The magnitude-7.2 quake hit at 6:33 a.m., about 225 140 miles southeast of the city of Hotan in southwest Xinjiang province, the U.S. Geological Survey reported.

China's Earthquake Administration confirmed the earthquake, but said it had a magnitude of 7.3.

There were no reports of casualties in the sparsely populated area, a spokesman for the agency said. The spokesman, reached at agency offices, declined to give his name.

There were four aftershocks in the region, ranging from magnitude 5.0 to magnitude 5.2, according to a notice on the Earthquake Administration's Web site.

The earthquakes occurred around Ahqan town and Bostan town, just north of the Kunlun mountains, with a total population of around 13,400 people, according to Chinese state media.

China's state-run television channel CCTV said some houses had collapsed, but that no one was hurt.

Xinjiang is a predominantly Muslim region with a culture that is distinctly different from that of China's ethnic Han majority.

Dale Grant, a USGS geophysicist, described the area as "very seismically active," and said Friday's temblor was the biggest there on record.

The Earthquake Administration said the last earthquake in the Hotan region in 1992 had a 5.9 magnitude.

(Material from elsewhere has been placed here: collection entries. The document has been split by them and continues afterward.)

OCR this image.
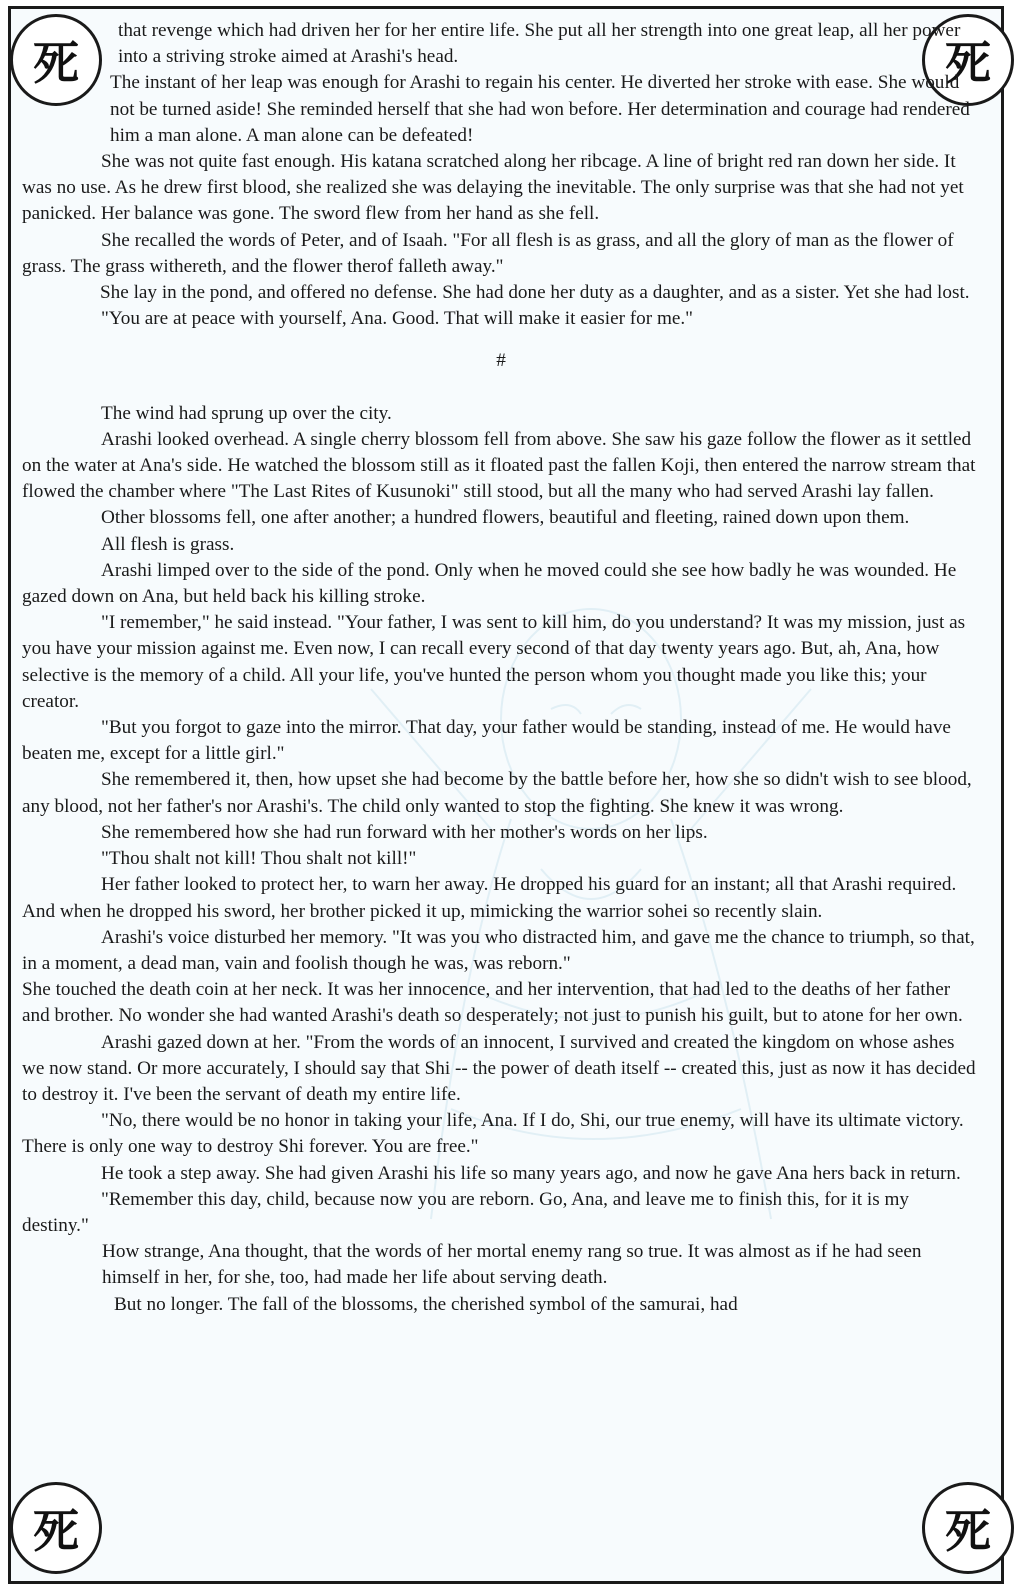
死	死
死	死

that revenge which had driven her for her entire life. She put all her strength into one great leap, all her power into a striving stroke aimed at Arashi's head.

The instant of her leap was enough for Arashi to regain his center. He diverted her stroke with ease. She would not be turned aside! She reminded herself that she had won before. Her determination and courage had rendered him a man alone. A man alone can be defeated!

She was not quite fast enough. His katana scratched along her ribcage. A line of bright red ran down her side. It was no use. As he drew first blood, she realized she was delaying the inevitable. The only surprise was that she had not yet panicked. Her balance was gone. The sword flew from her hand as she fell.

She recalled the words of Peter, and of Isaah. "For all flesh is as grass, and all the glory of man as the flower of grass. The grass withereth, and the flower therof falleth away."

She lay in the pond, and offered no defense. She had done her duty as a daughter, and as a sister. Yet she had lost.

"You are at peace with yourself, Ana. Good. That will make it easier for me."

#

The wind had sprung up over the city.

Arashi looked overhead. A single cherry blossom fell from above. She saw his gaze follow the flower as it settled on the water at Ana's side. He watched the blossom still as it floated past the fallen Koji, then entered the narrow stream that flowed the chamber where "The Last Rites of Kusunoki" still stood, but all the many who had served Arashi lay fallen.

Other blossoms fell, one after another; a hundred flowers, beautiful and fleeting, rained down upon them.

All flesh is grass.

Arashi limped over to the side of the pond. Only when he moved could she see how badly he was wounded. He gazed down on Ana, but held back his killing stroke.

"I remember," he said instead. "Your father, I was sent to kill him, do you understand? It was my mission, just as you have your mission against me. Even now, I can recall every second of that day twenty years ago. But, ah, Ana, how selective is the memory of a child. All your life, you've hunted the person whom you thought made you like this; your creator.

"But you forgot to gaze into the mirror. That day, your father would be standing, instead of me. He would have beaten me, except for a little girl."

She remembered it, then, how upset she had become by the battle before her, how she so didn't wish to see blood, any blood, not her father's nor Arashi's. The child only wanted to stop the fighting. She knew it was wrong.

She remembered how she had run forward with her mother's words on her lips.

"Thou shalt not kill! Thou shalt not kill!"

Her father looked to protect her, to warn her away. He dropped his guard for an instant; all that Arashi required. And when he dropped his sword, her brother picked it up, mimicking the warrior sohei so recently slain.

Arashi's voice disturbed her memory. "It was you who distracted him, and gave me the chance to triumph, so that, in a moment, a dead man, vain and foolish though he was, was reborn."

She touched the death coin at her neck. It was her innocence, and her intervention, that had led to the deaths of her father and brother. No wonder she had wanted Arashi's death so desperately; not just to punish his guilt, but to atone for her own.

Arashi gazed down at her. "From the words of an innocent, I survived and created the kingdom on whose ashes we now stand. Or more accurately, I should say that Shi -- the power of death itself -- created this, just as now it has decided to destroy it. I've been the servant of death my entire life.

"No, there would be no honor in taking your life, Ana. If I do, Shi, our true enemy, will have its ultimate victory. There is only one way to destroy Shi forever. You are free."

He took a step away. She had given Arashi his life so many years ago, and now he gave Ana hers back in return.

"Remember this day, child, because now you are reborn. Go, Ana, and leave me to finish this, for it is my destiny."

How strange, Ana thought, that the words of her mortal enemy rang so true. It was almost as if he had seen himself in her, for she, too, had made her life about serving death.

But no longer. The fall of the blossoms, the cherished symbol of the samurai, had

A quake that hit western Xinjiang in 2003 had a 6.8 magnitude and killed 268 people in Bachu county.

Meanwhile, a moderate earthquake jolted an area of southwestern China close to the border with Myanmar, the official Xinhua News Agency reported.

There were no immediate reports of casualties or damage following the magnitude 5 quake in Yunnan province Friday night, the report said.

Phones at the seismological bureau in Yunnan's Yingjiang County were busy.

China's deadliest earthquake in modern history struck the northeastern city of Tangshan on July 28, 1976, killing some 240,000 people. Its magnitude was measured at 7.8 to 8.2.